Easily the most modern room in the house is the kitchen, where the cupboards are painted Berylware green, while the distinct crockery itself is neatly stacked on a high shelf.
In pride of place in the centre of the room is a highly polished, 1960s walnut-topped table that once belonged to Anthony's grandmother.
The bigger, chunkier dining room table has also been passed down through the family, and Anthony can remember it in the "best" room where he grew up, at The Lamb pub in Mangotsfield.
"Just after the war it was desirable to have a best room, and that is what I have tried to create here," he says.
In one corner is a glass-fronted display cabinet and the window sill is crammed with glass bottles dug up on an old dump.
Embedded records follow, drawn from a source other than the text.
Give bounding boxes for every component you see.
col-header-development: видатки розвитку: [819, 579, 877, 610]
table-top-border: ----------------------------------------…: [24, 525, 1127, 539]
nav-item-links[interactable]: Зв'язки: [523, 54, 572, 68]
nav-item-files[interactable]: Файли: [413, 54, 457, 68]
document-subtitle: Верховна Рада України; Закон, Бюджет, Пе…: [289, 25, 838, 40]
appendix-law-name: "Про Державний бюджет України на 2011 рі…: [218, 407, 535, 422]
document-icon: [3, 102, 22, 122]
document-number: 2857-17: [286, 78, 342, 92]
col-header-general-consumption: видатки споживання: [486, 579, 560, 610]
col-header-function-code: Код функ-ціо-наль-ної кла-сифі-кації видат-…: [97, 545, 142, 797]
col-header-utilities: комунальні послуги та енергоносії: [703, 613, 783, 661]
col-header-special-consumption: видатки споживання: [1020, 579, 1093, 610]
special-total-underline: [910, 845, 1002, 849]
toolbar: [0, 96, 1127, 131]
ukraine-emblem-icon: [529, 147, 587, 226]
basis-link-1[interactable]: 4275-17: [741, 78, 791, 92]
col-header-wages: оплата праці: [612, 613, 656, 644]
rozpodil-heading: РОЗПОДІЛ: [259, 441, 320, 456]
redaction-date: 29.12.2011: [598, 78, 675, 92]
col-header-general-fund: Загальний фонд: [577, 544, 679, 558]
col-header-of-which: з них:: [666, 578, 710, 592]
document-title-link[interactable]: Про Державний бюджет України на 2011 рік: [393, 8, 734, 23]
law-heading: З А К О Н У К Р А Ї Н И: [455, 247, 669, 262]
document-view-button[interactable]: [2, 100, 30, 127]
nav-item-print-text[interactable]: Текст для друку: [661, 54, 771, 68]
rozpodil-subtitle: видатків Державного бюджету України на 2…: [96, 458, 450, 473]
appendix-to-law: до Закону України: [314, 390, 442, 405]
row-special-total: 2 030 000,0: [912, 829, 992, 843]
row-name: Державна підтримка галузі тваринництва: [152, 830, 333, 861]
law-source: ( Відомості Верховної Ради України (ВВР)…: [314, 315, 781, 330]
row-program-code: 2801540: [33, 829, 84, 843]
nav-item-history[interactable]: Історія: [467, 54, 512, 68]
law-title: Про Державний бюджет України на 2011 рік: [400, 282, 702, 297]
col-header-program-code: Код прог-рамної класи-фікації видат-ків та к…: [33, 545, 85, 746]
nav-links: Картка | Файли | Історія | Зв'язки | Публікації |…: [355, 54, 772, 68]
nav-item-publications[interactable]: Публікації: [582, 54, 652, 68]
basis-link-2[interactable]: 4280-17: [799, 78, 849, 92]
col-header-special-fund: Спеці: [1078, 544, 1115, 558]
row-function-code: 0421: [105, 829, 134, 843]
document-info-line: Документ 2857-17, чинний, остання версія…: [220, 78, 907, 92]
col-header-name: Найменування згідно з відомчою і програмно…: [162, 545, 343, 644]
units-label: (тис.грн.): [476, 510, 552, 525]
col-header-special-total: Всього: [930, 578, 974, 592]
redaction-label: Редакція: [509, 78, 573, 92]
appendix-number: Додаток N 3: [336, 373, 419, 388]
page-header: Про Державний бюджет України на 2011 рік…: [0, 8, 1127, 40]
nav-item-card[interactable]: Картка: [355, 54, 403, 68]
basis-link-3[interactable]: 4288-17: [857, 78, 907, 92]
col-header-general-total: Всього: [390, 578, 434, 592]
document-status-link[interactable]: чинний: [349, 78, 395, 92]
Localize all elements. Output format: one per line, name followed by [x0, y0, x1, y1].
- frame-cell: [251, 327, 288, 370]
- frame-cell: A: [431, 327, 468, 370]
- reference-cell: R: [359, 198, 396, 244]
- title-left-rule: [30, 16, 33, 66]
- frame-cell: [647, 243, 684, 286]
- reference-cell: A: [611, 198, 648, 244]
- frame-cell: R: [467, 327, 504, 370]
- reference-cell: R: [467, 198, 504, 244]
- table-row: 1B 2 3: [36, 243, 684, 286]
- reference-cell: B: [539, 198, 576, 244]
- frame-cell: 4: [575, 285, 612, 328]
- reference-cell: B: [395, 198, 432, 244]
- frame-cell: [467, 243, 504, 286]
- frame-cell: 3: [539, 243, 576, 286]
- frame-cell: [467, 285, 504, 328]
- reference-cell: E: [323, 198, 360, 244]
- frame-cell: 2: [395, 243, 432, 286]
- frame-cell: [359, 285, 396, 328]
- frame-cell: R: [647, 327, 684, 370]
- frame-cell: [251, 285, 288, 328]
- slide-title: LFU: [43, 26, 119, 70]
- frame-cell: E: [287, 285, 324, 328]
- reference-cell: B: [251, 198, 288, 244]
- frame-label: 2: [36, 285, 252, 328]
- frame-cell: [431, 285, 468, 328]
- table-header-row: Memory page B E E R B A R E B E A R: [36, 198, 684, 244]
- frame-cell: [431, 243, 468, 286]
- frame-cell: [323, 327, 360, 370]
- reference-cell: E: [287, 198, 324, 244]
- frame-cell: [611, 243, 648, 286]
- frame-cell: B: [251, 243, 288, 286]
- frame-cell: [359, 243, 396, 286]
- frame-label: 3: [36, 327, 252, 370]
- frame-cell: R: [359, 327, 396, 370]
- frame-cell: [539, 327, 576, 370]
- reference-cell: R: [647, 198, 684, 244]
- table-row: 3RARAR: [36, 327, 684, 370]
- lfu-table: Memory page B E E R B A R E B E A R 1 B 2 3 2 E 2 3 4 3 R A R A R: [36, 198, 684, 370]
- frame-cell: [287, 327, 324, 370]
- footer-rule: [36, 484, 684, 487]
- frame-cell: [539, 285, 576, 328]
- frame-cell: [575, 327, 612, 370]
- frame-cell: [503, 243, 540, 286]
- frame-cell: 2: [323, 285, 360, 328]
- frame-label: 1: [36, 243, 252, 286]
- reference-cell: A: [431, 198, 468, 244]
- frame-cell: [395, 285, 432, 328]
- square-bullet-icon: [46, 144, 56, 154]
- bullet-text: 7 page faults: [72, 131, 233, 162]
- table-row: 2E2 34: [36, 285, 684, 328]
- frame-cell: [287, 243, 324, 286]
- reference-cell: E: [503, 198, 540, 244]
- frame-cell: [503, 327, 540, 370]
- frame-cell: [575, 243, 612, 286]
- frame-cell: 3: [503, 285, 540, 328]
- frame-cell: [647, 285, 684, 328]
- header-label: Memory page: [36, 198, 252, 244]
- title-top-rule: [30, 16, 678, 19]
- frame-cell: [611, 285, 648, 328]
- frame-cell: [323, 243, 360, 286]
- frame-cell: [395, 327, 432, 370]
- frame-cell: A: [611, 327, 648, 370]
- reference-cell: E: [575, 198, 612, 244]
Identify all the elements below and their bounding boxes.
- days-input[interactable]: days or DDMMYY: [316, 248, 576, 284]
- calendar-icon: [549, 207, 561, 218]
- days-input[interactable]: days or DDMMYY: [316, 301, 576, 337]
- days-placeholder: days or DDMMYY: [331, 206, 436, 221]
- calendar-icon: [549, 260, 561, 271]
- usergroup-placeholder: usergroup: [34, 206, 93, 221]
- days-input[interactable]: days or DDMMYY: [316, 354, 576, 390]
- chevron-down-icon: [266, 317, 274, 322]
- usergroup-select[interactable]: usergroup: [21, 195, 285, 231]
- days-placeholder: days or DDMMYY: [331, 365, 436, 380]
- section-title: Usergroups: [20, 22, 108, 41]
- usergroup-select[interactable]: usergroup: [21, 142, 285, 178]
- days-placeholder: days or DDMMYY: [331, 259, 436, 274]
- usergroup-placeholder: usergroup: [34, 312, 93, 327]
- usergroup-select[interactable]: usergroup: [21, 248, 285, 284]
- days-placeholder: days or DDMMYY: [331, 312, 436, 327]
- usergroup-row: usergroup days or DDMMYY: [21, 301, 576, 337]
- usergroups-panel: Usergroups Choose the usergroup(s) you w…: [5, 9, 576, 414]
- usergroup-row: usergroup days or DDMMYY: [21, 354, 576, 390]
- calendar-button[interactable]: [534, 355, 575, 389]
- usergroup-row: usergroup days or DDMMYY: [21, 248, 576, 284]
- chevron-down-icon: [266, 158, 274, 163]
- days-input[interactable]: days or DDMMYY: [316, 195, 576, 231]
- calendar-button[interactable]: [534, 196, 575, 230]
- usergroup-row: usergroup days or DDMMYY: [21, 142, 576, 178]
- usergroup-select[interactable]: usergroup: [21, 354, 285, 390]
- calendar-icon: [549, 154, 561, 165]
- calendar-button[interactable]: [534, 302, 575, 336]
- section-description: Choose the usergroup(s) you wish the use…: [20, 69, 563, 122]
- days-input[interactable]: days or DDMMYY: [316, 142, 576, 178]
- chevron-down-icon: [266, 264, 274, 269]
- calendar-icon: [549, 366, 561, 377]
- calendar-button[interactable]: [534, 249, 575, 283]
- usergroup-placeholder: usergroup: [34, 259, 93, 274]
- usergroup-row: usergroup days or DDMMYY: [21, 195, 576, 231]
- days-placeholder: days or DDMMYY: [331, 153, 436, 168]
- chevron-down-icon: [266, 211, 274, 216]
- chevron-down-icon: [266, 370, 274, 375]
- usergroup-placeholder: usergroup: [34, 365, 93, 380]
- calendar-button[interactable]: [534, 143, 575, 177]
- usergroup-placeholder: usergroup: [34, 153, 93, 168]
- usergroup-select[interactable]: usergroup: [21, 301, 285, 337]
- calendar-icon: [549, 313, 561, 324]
With so many ornaments everywhere in this ultra-tidy pad, I find myself thinking that Anthony is either a domestic god (there's not a spec of dust) or else he has a meticulous cleaner!
He is passionate when it comes to attention to detail, which continues outside, where he made an ornate wooden side gate typical of the age of the house. Outside the back door is a lawn surrounded by flowers in beds and pots and two metal posts which would have once held gas lamps, but now support a washing line.
Beyond a hedge, which cuts the garden in two, is a vegetable patch, from where there is a good view of the chimney stack, which Anthony repointed himself and completed with a true-to-the-period "pot".
It's clear that Anthony has put his heart, his soul and his considerable knowledge to work here, and there's no doubt that his next home will receive the same treatment, born out of a life-long love of buildings
He says: "I thought about being an architect, but I was always obsessed with the history of buildings and I wondered whether I wanted to design buildings or to work on existing ones. I chose the latter.
"I will miss this house but I am ready for a new project."